Enhanced removal of As(iii) by manganese-doped defective UiO-66 coupled peroxymonosulfate: multiple reactive oxygen species and system stability

Abstract

Structurally defective UiO-66 has garnered significant interest due to its remarkable performance in the domains of adsorption and catalysis. In this research, the successful synthesis of Mn-doped defective UiO-66 (Mn₁D₄₀UiO-66) was confirmed by XRD and FTIR characterization. More than 95% of As(III) (C₀ = 1.1 mg L⁻¹) was removed in 1 h (C_catalyst = 0.2 g L⁻¹, C_PMS = 0.1 mM).
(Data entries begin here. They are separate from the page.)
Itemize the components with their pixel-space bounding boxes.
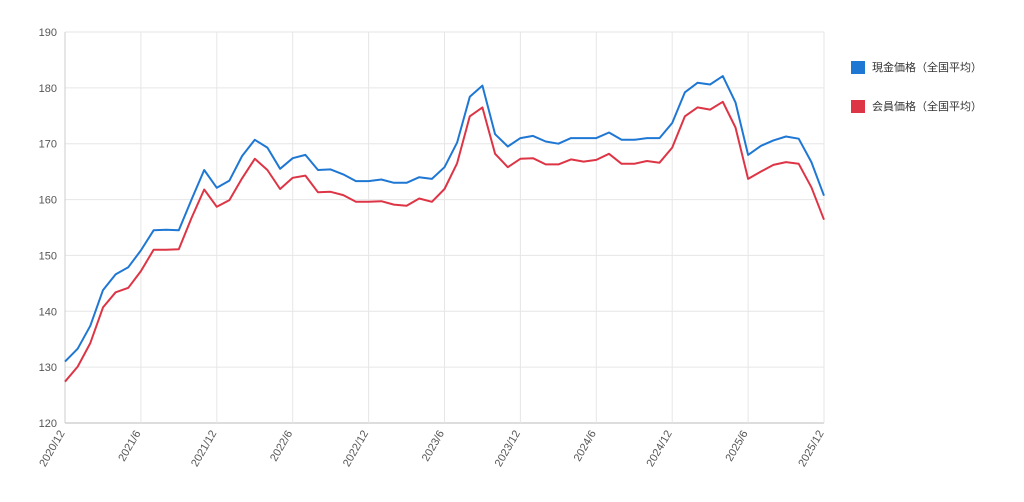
x-tick-label: 2024/12 [645,429,675,469]
y-tick-label: 170 [39,139,57,151]
x-tick-label: 2021/6 [116,429,143,464]
y-tick-label: 160 [39,195,57,207]
x-tick-label: 2025/6 [723,429,750,464]
legend-swatch-1 [851,61,865,74]
x-tick-label: 2022/6 [268,429,295,464]
axes: 120 130 140 150 160 170 180 190 2020/12 2021/6 202… [37,27,826,469]
series-line-2 [64,100,825,383]
y-tick-label: 150 [39,250,57,262]
series-line-1 [64,75,825,363]
y-tick-label: 120 [39,418,57,430]
x-tick-label: 2022/12 [341,429,371,469]
y-tick-label: 180 [39,83,57,95]
legend-swatch-2 [851,100,865,113]
y-tick-label: 130 [39,362,57,374]
series-lines [64,75,825,383]
x-tick-label: 2024/6 [572,429,599,464]
gridlines [64,31,825,424]
legend-label-2: 会員価格（全国平均） [872,99,982,113]
x-tick-label: 2025/12 [796,429,826,469]
y-tick-label: 190 [39,27,57,39]
x-tick-label: 2021/12 [189,429,219,469]
legend-label-1: 現金価格（全国平均） [872,60,982,74]
x-tick-label: 2020/12 [37,429,67,469]
y-tick-label: 140 [39,306,57,318]
x-tick-label: 2023/6 [420,429,447,464]
legend: 現金価格（全国平均） 会員価格（全国平均） [851,60,982,113]
x-tick-label: 2023/12 [493,429,523,469]
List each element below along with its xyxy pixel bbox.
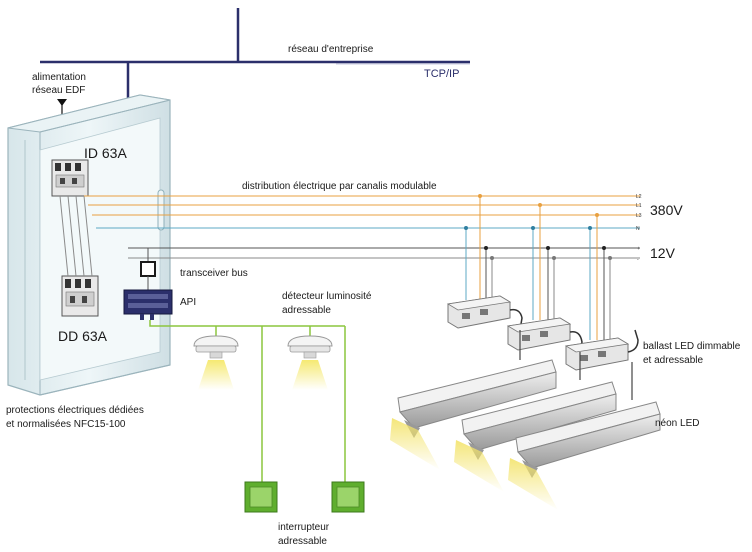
neon-label: néon LED: [655, 418, 699, 429]
detector-label-line1: détecteur luminosité: [282, 291, 372, 302]
neon-led-fixture-2: [454, 381, 617, 492]
transceiver-device: [140, 248, 156, 290]
led-ballast-1: [446, 295, 523, 331]
distribution-junctions: [464, 194, 612, 260]
phase-label-l2: L2: [636, 194, 642, 200]
switch-label-line2: adressable: [278, 536, 327, 547]
phase-label-l3: L3: [636, 213, 642, 219]
phase-label-n: N: [636, 226, 640, 232]
breaker-id63a: [51, 159, 89, 197]
neon-led-fixture-1: [390, 359, 557, 470]
distribution-label: distribution électrique par canalis modu…: [242, 181, 437, 192]
voltage-12-label: 12V: [650, 245, 676, 261]
voltage-380-label: 380V: [650, 202, 683, 218]
detector-label-line2: adressable: [282, 305, 331, 316]
protections-label-line2: et normalisées NFC15-100: [6, 419, 126, 430]
brightness-detector-1: [193, 335, 239, 390]
dc-minus-label: -: [637, 257, 639, 263]
api-controller: [123, 289, 173, 320]
brightness-detector-2: [287, 335, 333, 390]
breaker-secondary-label: DD 63A: [58, 328, 108, 344]
ballast-label-line1: ballast LED dimmable: [643, 341, 741, 352]
supply-label-line2: réseau EDF: [32, 85, 85, 96]
ballast-drop-wires: [519, 330, 633, 400]
cabinet-wiring: [59, 195, 93, 277]
dc-plus-label: +: [637, 246, 640, 252]
ballast-label-line2: et adressable: [643, 355, 703, 366]
network-label: réseau d'entreprise: [288, 44, 374, 55]
led-ballast-3: [564, 329, 639, 371]
switch-label-line1: interrupteur: [278, 522, 330, 533]
neon-led-fixture-3: [508, 401, 661, 510]
protections-label-line1: protections électriques dédiées: [6, 405, 144, 416]
breaker-dd63a: [61, 275, 99, 317]
addressable-switch-2: [331, 481, 365, 513]
phase-label-l1: L1: [636, 203, 642, 209]
supply-label-line1: alimentation: [32, 72, 86, 83]
transceiver-label: transceiver bus: [180, 268, 248, 279]
api-label: API: [180, 297, 196, 308]
control-bus: [149, 320, 346, 482]
led-ballast-2: [506, 317, 583, 353]
network-protocol-label: TCP/IP: [424, 68, 459, 80]
addressable-switch-1: [244, 481, 278, 513]
breaker-main-label: ID 63A: [84, 145, 127, 161]
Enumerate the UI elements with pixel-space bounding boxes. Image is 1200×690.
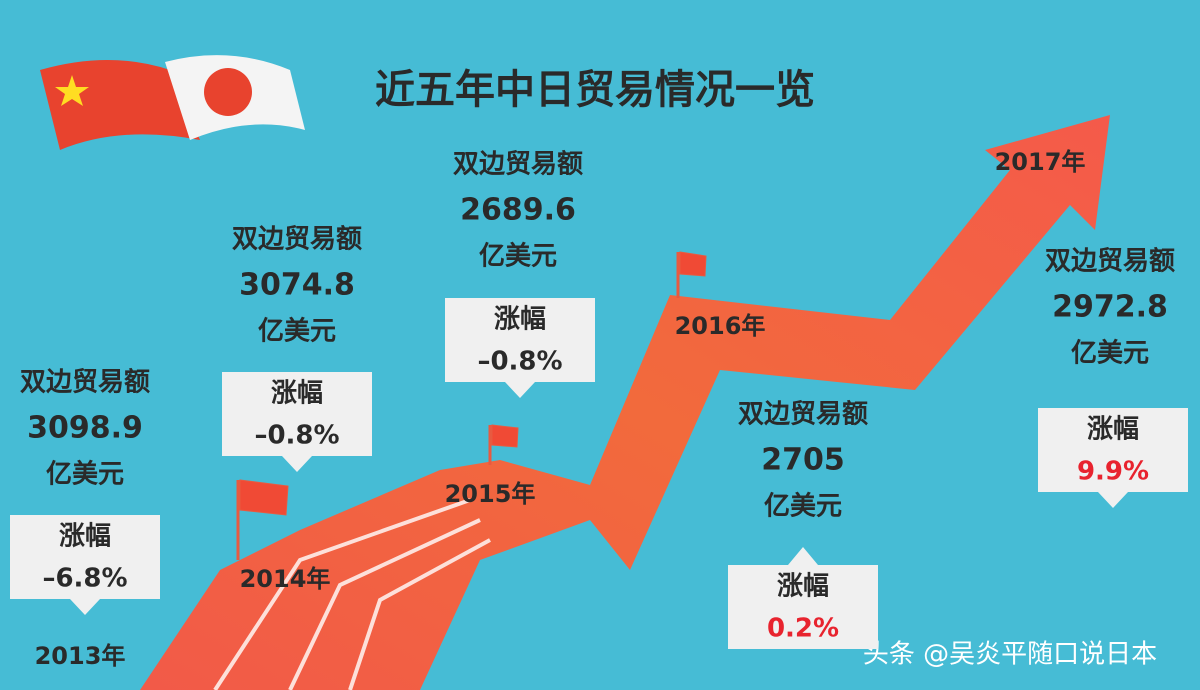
- trade-unit: 亿美元: [479, 241, 557, 272]
- year-label: 2013年: [35, 642, 126, 670]
- change-value: –0.8%: [254, 421, 339, 451]
- trade-unit: 亿美元: [258, 316, 336, 347]
- change-label: 涨幅: [1087, 415, 1139, 445]
- arrow-stripes: [213, 498, 491, 690]
- year-label: 2014年: [240, 565, 331, 593]
- change-value: 0.2%: [767, 614, 839, 644]
- title: 近五年中日贸易情况一览: [375, 67, 815, 113]
- change-box: [222, 372, 372, 472]
- trade-label: 双边贸易额: [20, 368, 150, 398]
- trade-unit: 亿美元: [1071, 338, 1149, 369]
- change-value: –6.8%: [42, 564, 127, 594]
- year-label: 2015年: [445, 480, 536, 508]
- trade-label: 双边贸易额: [738, 400, 868, 430]
- trade-label: 双边贸易额: [453, 150, 583, 180]
- trade-value: 3098.9: [27, 411, 143, 446]
- trade-label: 双边贸易额: [1045, 247, 1175, 277]
- change-label: 涨幅: [271, 379, 323, 409]
- trade-unit: 亿美元: [764, 491, 842, 522]
- trade-unit: 亿美元: [46, 459, 124, 490]
- change-box: [728, 547, 878, 649]
- flags-icon: [40, 55, 305, 150]
- trade-value: 3074.8: [239, 268, 355, 303]
- trade-value: 2689.6: [460, 193, 576, 228]
- change-label: 涨幅: [59, 522, 111, 552]
- trend-arrow: [140, 115, 1110, 690]
- small-flags: [236, 251, 707, 560]
- year-label: 2017年: [995, 148, 1086, 176]
- change-box: [445, 298, 595, 398]
- change-value: –0.8%: [477, 347, 562, 377]
- change-box: [1038, 408, 1188, 508]
- change-value: 9.9%: [1077, 457, 1149, 487]
- trade-label: 双边贸易额: [232, 225, 362, 255]
- change-label: 涨幅: [777, 572, 829, 602]
- change-box: [10, 515, 160, 615]
- watermark: 头条 @吴炎平随口说日本: [863, 640, 1157, 670]
- trade-value: 2705: [761, 443, 845, 478]
- year-label: 2016年: [675, 312, 766, 340]
- change-label: 涨幅: [494, 305, 546, 335]
- trade-value: 2972.8: [1052, 290, 1168, 325]
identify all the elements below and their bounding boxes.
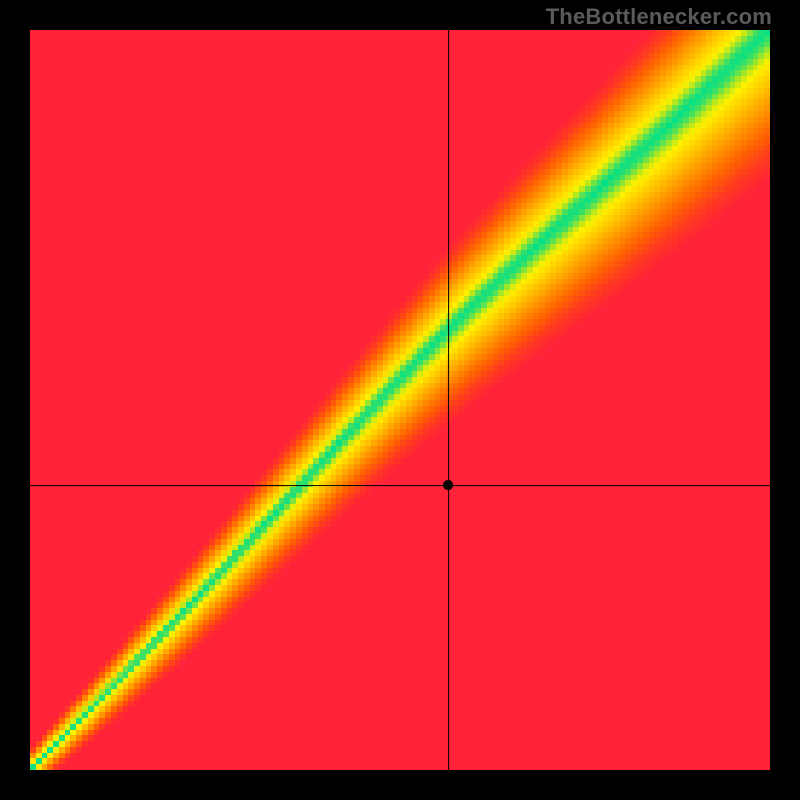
heatmap-canvas xyxy=(0,0,800,800)
watermark-label: TheBottlenecker.com xyxy=(546,4,772,30)
chart-container: TheBottlenecker.com xyxy=(0,0,800,800)
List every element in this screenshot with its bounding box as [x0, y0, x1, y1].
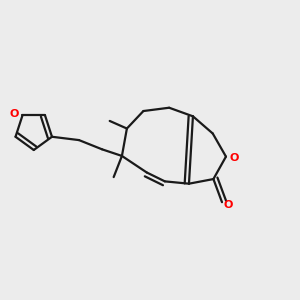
Text: O: O	[10, 109, 19, 119]
Text: O: O	[230, 153, 239, 163]
Text: O: O	[224, 200, 233, 210]
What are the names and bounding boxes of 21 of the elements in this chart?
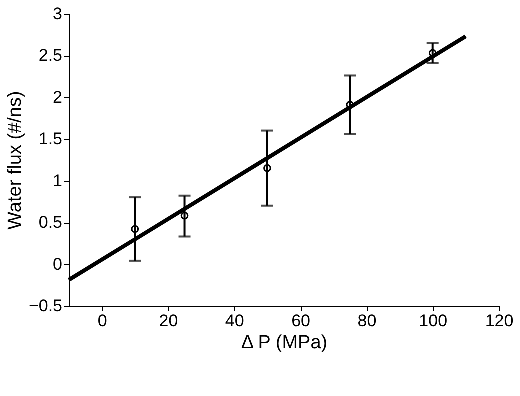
x-tick-label: 60 — [292, 312, 310, 330]
point — [264, 164, 272, 172]
point — [180, 212, 189, 220]
x-tick-label: 40 — [225, 312, 244, 330]
y-tick-label: 3 — [53, 4, 62, 24]
y-tick-label: 2.5 — [38, 46, 62, 66]
y-axis-title: Water flux (#/ns) — [4, 91, 26, 230]
y-tick-label: −0.5 — [28, 296, 62, 316]
y-tick-label: 1.5 — [38, 130, 62, 149]
y-tick-label: 1 — [53, 171, 62, 190]
point — [428, 49, 437, 58]
y-tick-label: 2 — [53, 88, 62, 107]
x-tick-label: 80 — [358, 312, 377, 330]
x-tick-label: 0 — [98, 312, 108, 330]
x-tick-label: 120 — [485, 312, 514, 330]
x-tick-label: 20 — [159, 312, 178, 330]
y-tick-label: 0.5 — [38, 213, 62, 232]
x-axis-title: Δ P (MPa) — [241, 332, 328, 354]
x-tick-label: 100 — [419, 312, 448, 330]
point — [131, 225, 140, 234]
y-tick-label: 0 — [53, 254, 62, 274]
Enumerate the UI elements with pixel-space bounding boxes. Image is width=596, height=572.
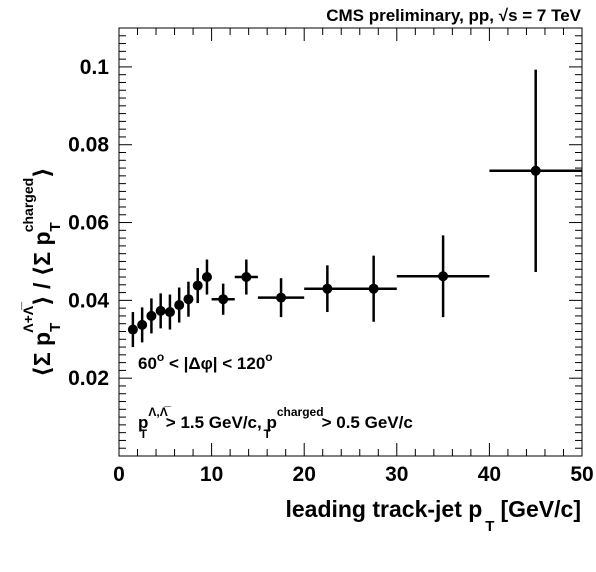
data-point bbox=[137, 307, 148, 343]
data-marker bbox=[137, 319, 148, 330]
data-marker bbox=[322, 283, 333, 294]
data-point bbox=[127, 312, 138, 348]
data-marker bbox=[192, 280, 203, 291]
data-point bbox=[146, 298, 157, 334]
x-tick-label: 40 bbox=[478, 463, 501, 486]
data-point bbox=[164, 294, 175, 330]
x-tick-label: 10 bbox=[200, 463, 223, 486]
data-marker bbox=[201, 272, 212, 283]
data-marker bbox=[530, 165, 541, 176]
data-marker bbox=[155, 305, 166, 316]
data-marker bbox=[276, 292, 287, 303]
annotation-cuts: pΛ,Λ̅ T > 1.5 GeV/c, pcharged T > 0.5 GeV/… bbox=[138, 405, 413, 441]
data-marker bbox=[174, 300, 185, 311]
data-point bbox=[304, 265, 351, 313]
data-marker bbox=[164, 307, 175, 318]
data-point bbox=[257, 278, 305, 318]
data-marker bbox=[438, 271, 449, 282]
x-tick-label: 30 bbox=[385, 463, 408, 486]
data-point bbox=[192, 268, 203, 304]
y-tick-label: 0.1 bbox=[80, 56, 110, 79]
data-points bbox=[127, 69, 582, 348]
x-tick-label: 50 bbox=[570, 463, 593, 486]
chart-header: CMS preliminary, pp, √s = 7 TeV bbox=[326, 6, 581, 25]
data-marker bbox=[368, 283, 379, 294]
y-axis: 0.02 0.04 0.06 0.08 0.1 bbox=[68, 27, 582, 457]
data-point bbox=[350, 255, 397, 322]
data-point bbox=[211, 283, 235, 315]
y-tick-label: 0.08 bbox=[68, 134, 109, 157]
data-point bbox=[396, 235, 490, 318]
data-marker bbox=[127, 324, 138, 335]
data-point bbox=[201, 259, 212, 295]
y-tick-label: 0.02 bbox=[68, 367, 109, 390]
x-axis: 0 10 20 30 40 50 bbox=[113, 28, 594, 486]
data-point bbox=[155, 293, 166, 329]
data-marker bbox=[218, 294, 229, 305]
y-tick-label: 0.04 bbox=[68, 289, 109, 312]
data-point bbox=[489, 69, 582, 272]
y-axis-label: ⟨Σ pTΛ+Λ̅⟩ / ⟨Σ pTcharged⟩ bbox=[20, 167, 64, 376]
x-tick-label: 0 bbox=[113, 463, 125, 486]
annotation-dphi: 60o < |Δφ| < 120o bbox=[138, 350, 273, 373]
data-marker bbox=[241, 272, 252, 283]
data-marker bbox=[183, 294, 194, 305]
data-point bbox=[183, 281, 194, 317]
x-axis-label: leading track-jet pT[GeV/c] bbox=[285, 496, 581, 535]
x-tick-label: 20 bbox=[293, 463, 316, 486]
data-point bbox=[234, 259, 258, 295]
data-point bbox=[174, 287, 185, 323]
y-tick-label: 0.06 bbox=[68, 212, 109, 235]
plot-frame bbox=[118, 27, 583, 457]
data-marker bbox=[146, 310, 157, 321]
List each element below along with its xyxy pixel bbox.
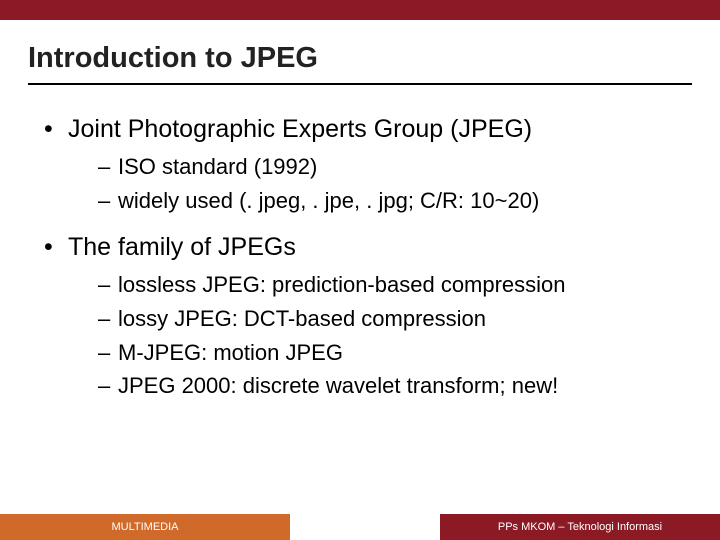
slide-footer: MULTIMEDIA PPs MKOM – Teknologi Informas… (0, 514, 720, 540)
slide-title: Introduction to JPEG (28, 42, 692, 83)
sub-bullet-item: JPEG 2000: discrete wavelet transform; n… (98, 371, 690, 401)
footer-right-label: PPs MKOM – Teknologi Informasi (440, 514, 720, 540)
slide-content: Joint Photographic Experts Group (JPEG) … (0, 95, 720, 401)
bullet-item: Joint Photographic Experts Group (JPEG) … (40, 115, 690, 215)
sub-bullet-text: lossy JPEG: DCT-based compression (118, 306, 486, 331)
sub-bullet-item: lossless JPEG: prediction-based compress… (98, 270, 690, 300)
sub-bullet-text: JPEG 2000: discrete wavelet transform; n… (118, 373, 558, 398)
slide-header: Introduction to JPEG (0, 20, 720, 95)
sub-bullet-text: widely used (. jpeg, . jpe, . jpg; C/R: … (118, 188, 539, 213)
bullet-list-level2: ISO standard (1992) widely used (. jpeg,… (68, 152, 690, 215)
sub-bullet-item: lossy JPEG: DCT-based compression (98, 304, 690, 334)
bullet-list-level2: lossless JPEG: prediction-based compress… (68, 270, 690, 401)
bullet-list-level1: Joint Photographic Experts Group (JPEG) … (30, 115, 690, 401)
bullet-text: Joint Photographic Experts Group (JPEG) (68, 115, 532, 143)
sub-bullet-text: M-JPEG: motion JPEG (118, 340, 343, 365)
bullet-text: The family of JPEGs (68, 233, 296, 261)
sub-bullet-text: lossless JPEG: prediction-based compress… (118, 272, 566, 297)
sub-bullet-item: ISO standard (1992) (98, 152, 690, 182)
title-underline (28, 83, 692, 85)
top-accent-bar (0, 0, 720, 20)
sub-bullet-item: M-JPEG: motion JPEG (98, 338, 690, 368)
footer-left-label: MULTIMEDIA (0, 514, 290, 540)
sub-bullet-text: ISO standard (1992) (118, 154, 317, 179)
bullet-item: The family of JPEGs lossless JPEG: predi… (40, 233, 690, 401)
sub-bullet-item: widely used (. jpeg, . jpe, . jpg; C/R: … (98, 186, 690, 216)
Compared with the original UiO-66, when coupled with peroxymonosulfate (PMS), Mn₁D₄₀UiO-66 accelerated the generation of reactive oxygen species (ROS), resulting in an increase in As(III) removal efficiency by about 50%. XPS spectra and EXAFS spectra indicated that As(III) adsorbed in the Mn₁D₄₀UiO-66/PMS system was fully oxidized to As(V) and the adsorption was attributed to As–O–Zr coordination. Several types of ROS (·OH, SO₄˙⁻, and O₂˙⁻) generated by PMS activation acted collectively on As(III) oxidation, so a single ROS scavenger did not have a marked inhibitory effect on As(III) removal. In addition, the system maintained efficiency over a broad pH range (3–11), and retained an arsenic removal rate higher than 89.8% even in the presence of high concentrations of several anions (SO₄²⁻/Cl⁻/NO₃⁻, 10 mM). Meanwhile, 99.3% of the As(III) could be removed by Mn₁D₄₀UiO-66 at extremely high humic acid concentrations (100 mg L⁻¹). Due to the excellent stability of the material, only trace amounts of metal leaching were detected (Mn ion ≤ 3 μg L⁻¹) during the whole experiment. The whole oxidation and adsorption process demonstrated excellent anti-interference ability and stability. This study shows the great potential of transition metal doped defective metal–organic frameworks in the field of adsorption and catalysis and provides a novel idea for the high-efficiency management of As(III) pollution in water environments.